Imports.Exports.Total Foreign
Commerce.
Tacoma$2,835,712$5,573,867$8,409,579
Seattle1,493,4553,071,9114,565,366
Minor ports869,1762,633,4653,502,641
Puget S’d Dist.$5,198,343$11,279,243$16,477,586

In ten years from 1894 to 1903, inclusive, the Puget Sound customs district, of which Tacoma is the chief port, rose from twenty-first to ninth in the magnitude of its foreign commerce among the customs districts of the United States. For the year ending June 30, 1903, Puget Sound was the sixth district in the United States in the tonnage of American and foreign vessels entered and cleared in the foreign trade. The leading customs districts, in the order of their rank in tonnage entered and cleared, are New York, Boston, Philadelphia, New Orleans, Baltimore, Puget Sound, San Francisco, Galveston, Portland (Maine), and Pensacola.

While Puget Sound ranks ninth among the customs districts of the United States in the magnitude of its ocean commerce, measured by the value of its imports and exports, this district stands first in the United States in exports of manufactured lumber, boards, deals and planks; shingles; fowls, and bristles. Second in exports of sheep, buckwheat, oats, baking powder, cotton cloths, dried herring, canned salmon, hay, malt liquors and manufactures of tin. Third in exports of cycles, ginseng, eider, copper ore, printing paper, milk and onions. Fourth in exports of barley, wheat, wheat flour, bran, middlings and mill-feed, candies, canned fruits and gunpowder. Fifth in exports of eggs and malt. Sixth in exports of furniture, salt, hogs, oysters, hops and nursery stock. Seventh in exports of horses and copper, and eighth in exports of fresh fish.

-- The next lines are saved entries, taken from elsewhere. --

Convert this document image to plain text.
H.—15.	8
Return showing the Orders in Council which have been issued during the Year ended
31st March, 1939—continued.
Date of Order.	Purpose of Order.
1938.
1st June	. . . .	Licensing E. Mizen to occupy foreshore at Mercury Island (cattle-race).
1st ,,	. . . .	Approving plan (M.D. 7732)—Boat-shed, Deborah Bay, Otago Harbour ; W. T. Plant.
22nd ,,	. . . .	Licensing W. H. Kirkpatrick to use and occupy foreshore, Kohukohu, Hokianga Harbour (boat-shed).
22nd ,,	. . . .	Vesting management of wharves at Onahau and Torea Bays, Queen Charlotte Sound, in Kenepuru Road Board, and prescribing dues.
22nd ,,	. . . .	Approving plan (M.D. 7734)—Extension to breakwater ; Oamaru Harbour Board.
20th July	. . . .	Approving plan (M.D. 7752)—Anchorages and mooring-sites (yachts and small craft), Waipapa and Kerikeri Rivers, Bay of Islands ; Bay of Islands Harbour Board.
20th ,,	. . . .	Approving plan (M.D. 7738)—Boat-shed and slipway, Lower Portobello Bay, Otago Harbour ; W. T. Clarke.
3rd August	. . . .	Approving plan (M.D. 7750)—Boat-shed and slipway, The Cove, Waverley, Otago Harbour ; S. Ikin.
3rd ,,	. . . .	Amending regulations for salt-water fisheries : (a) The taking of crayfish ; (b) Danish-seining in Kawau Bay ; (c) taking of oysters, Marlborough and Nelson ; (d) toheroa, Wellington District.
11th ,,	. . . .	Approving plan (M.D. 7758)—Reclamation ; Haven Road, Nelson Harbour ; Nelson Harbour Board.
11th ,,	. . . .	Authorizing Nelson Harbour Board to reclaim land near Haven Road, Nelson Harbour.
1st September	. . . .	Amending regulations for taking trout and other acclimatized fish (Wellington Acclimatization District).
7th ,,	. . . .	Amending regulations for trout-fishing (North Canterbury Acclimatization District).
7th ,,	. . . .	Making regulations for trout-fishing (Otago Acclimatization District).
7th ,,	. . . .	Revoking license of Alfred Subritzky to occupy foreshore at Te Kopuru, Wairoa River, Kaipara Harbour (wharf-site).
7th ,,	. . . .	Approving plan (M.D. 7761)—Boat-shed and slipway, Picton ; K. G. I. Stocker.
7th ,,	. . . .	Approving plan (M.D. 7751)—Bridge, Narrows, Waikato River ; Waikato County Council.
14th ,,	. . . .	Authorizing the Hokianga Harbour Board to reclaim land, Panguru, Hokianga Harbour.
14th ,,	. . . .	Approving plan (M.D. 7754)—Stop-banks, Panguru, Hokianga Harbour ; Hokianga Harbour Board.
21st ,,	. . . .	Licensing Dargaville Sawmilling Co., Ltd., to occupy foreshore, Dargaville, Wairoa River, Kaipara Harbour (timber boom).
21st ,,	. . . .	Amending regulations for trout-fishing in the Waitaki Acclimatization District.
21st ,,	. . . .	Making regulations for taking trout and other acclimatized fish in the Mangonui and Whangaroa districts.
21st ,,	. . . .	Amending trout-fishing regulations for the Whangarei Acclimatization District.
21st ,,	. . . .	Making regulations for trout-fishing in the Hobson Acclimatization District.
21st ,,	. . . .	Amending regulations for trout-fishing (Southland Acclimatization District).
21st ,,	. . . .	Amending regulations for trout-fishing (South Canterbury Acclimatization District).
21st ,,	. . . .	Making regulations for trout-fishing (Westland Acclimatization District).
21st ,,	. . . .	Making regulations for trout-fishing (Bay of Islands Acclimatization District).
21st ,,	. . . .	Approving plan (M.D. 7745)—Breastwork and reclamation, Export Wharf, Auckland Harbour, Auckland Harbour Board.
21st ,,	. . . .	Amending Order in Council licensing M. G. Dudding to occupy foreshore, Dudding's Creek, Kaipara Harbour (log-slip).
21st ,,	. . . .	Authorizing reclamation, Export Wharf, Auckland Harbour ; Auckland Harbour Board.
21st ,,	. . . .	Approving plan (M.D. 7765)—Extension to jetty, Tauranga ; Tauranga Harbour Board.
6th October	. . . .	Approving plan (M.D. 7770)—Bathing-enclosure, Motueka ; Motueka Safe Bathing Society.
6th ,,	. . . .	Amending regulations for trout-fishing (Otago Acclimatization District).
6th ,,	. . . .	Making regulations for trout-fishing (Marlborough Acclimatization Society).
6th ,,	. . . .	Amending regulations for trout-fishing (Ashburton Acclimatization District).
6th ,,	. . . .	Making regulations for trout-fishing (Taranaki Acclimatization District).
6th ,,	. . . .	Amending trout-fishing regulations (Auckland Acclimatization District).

Oriental Wharves and Warehouses.

Tacoma’s ocean commerce may be classified as foreign and coastwise. The latter includes chiefly shipments to and receipts by water from Alaska, Hawaii and California. The foreign trade of Tacoma extends to every continent on the globe and to the islands of the sea. The coastwise receipts are chiefly ores, salmon and furs from Alaska, and fruits, general merchandise and manufactures from California. The coastwise shipments consist chiefly of merchandise sold by Tacoma jobbers to customers in Alaska, provisions, machinery, lumber, feed, etc.; bullion, coal, lumber and flour to California, and coal, lumber and merchandise to Hawaii. The foreign commerce of the port consists of imports of silk, tea, mattings, Manila hemp, and other Oriental products, ores for the Tacoma smelter, grain bags for Washington wheat, cement and fire-bricks for building purposes, iron and steel and other foreign commodities imported into the United States; and exports the most valuable of which are Washington products, wheat, flour, canned and salt salmon, lumber, bottled beer, barley, hay and oats, besides cotton, domestics, bicycles, tobacco and other products and manufactures of Eastern and Southern States. But by far the greater part of Tacoma’s exports are products of the State or of Tacoma mills.